Who to serve? The ethical dilemma of employment consultants in nonprofit disability employment network organisations
Australian Journal of Social Issues, Autumn, 2009 by Stephen Thornton, Greg Marston
The DEN differs from many other markets in that it is a managed quasi-market, mimicking many features of a typical market by providing 'scope for competition, variable prices, some degree of choice for job seekers, flexibility in the way services are delivered, and rewards for good providers' (Productivity Commission 2002: xxii). The term quasi-market is used to understand a market for services where there is only one purchaser. In the DEN and Job Network this is the Federal Government. Burgess (2003) explains that the provision of employment services under this particular model has two elements; vertical disintegration where the natural monopoly purchaser is separated from service provision, and contestability via a competitive tendering system. The DEN model is analogous to the Job Network, which consists of a 'web of services' provided to jobseekers. The spider at the centre of the web is the Federal Government agency, Centrelink, which is responsible for initial client assessment, payment and co-ordination of services, while financial accountability and performance is monitored through the Department of Employment and Workplace Relations, which tenders out employment services (Burgess 2003: 228).
While funding models for employment services both in Australia and overseas have largely been based on fee-for-service, the model adopted for DEN providers is outcomes driven. This case-based funding model is popular in the human services, especially within the United States, United Kingdom and Australia (Corden and Thornton 2003). Using contracts and this type of funding model to deliver traditional government services can theoretically result in positive gains by innovative services being delivered at minimal cost, so long as quality of service provision is not compromised (Webster and Harding 2001). However, they can also create a level of dissatisfaction amongst nonprofit organisations, particularly in cases where government simply invites organisations to 'accept the terms of a deal it has already drafted' instead of negotiating 'as equals the terms of an agreement' (Hancock 2006: 55). This may create asymmetrical power relationships between the state and nonprofit organisations where the government is the dominant partner (Acheson 2001). This, in Hancock's (2006) opinion, means these organisations must adopt the practices of government as their involvement increases. Further, micro-management of providers by the purchasers can stifle innovation and flexibility.
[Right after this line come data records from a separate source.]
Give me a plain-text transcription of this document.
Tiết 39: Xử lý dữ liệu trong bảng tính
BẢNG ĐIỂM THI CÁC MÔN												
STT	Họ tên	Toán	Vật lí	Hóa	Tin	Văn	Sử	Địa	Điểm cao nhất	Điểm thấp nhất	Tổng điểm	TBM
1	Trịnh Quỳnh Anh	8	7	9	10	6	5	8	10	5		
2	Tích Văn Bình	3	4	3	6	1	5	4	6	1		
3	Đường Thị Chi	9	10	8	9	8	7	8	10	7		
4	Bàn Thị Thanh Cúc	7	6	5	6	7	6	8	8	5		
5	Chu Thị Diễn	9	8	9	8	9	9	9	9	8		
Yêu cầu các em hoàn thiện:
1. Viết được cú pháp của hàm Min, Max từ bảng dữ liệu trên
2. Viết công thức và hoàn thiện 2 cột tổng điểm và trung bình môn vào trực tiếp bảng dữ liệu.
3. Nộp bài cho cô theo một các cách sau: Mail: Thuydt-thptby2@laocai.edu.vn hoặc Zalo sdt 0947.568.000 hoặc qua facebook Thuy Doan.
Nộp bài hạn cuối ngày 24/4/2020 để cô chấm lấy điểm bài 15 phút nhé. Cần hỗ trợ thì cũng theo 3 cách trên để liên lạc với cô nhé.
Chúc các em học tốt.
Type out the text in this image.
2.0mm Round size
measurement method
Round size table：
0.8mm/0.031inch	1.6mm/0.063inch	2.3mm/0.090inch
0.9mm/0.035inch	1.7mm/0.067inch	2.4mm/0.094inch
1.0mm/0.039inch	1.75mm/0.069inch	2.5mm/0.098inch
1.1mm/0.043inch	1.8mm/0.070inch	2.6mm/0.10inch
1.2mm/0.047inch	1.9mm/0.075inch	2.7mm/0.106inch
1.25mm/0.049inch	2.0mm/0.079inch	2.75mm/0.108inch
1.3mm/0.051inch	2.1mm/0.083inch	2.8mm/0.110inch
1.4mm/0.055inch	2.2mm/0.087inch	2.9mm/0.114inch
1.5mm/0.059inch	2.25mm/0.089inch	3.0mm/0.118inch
In the case of the Job Network, there is sufficient evidence to suggest that over the life of the Job Network administrative and compliance requirements imposed by the government have increased to the point where there is now little room for innovation and flexibility (Marston and McDonald 2006; Thomas 2007). Eardley (2002: 301) believes the creation of the Job Network (and now the DEN) represents a 'significant challenge for non-profit, community based agencies ... accustomed to working in partnership with government on a grant-for-services basis' and who are now 'faced with full-scale competition'. The experiences of nonprofit organisations in the Job Network over the past decade provide an insight into the behaviour of employment consultants (ECs) as they appropriate, resist and adapt to the new model of service delivery. In a study conducted in the late 1990s, Considine (2003) compared the difference in practice of nonprofit employment organisations and their staff in two different years; 1996 and, three years later, in 1999. Two changes in this period are particularly relevant to nonprofit DEN organisations. First, there was an increase in front-line staff reporting their actions better reflected the financial benefits for the organisation; and second, with respect to sanctioning or breaching, although nonprofit staff still had an aversion to this task as part of their case management of clients, there was nonetheless a trend over the three year period towards becoming more like the (then) government provider and for-profit providers, with there being no significant difference between the three groups in 1999.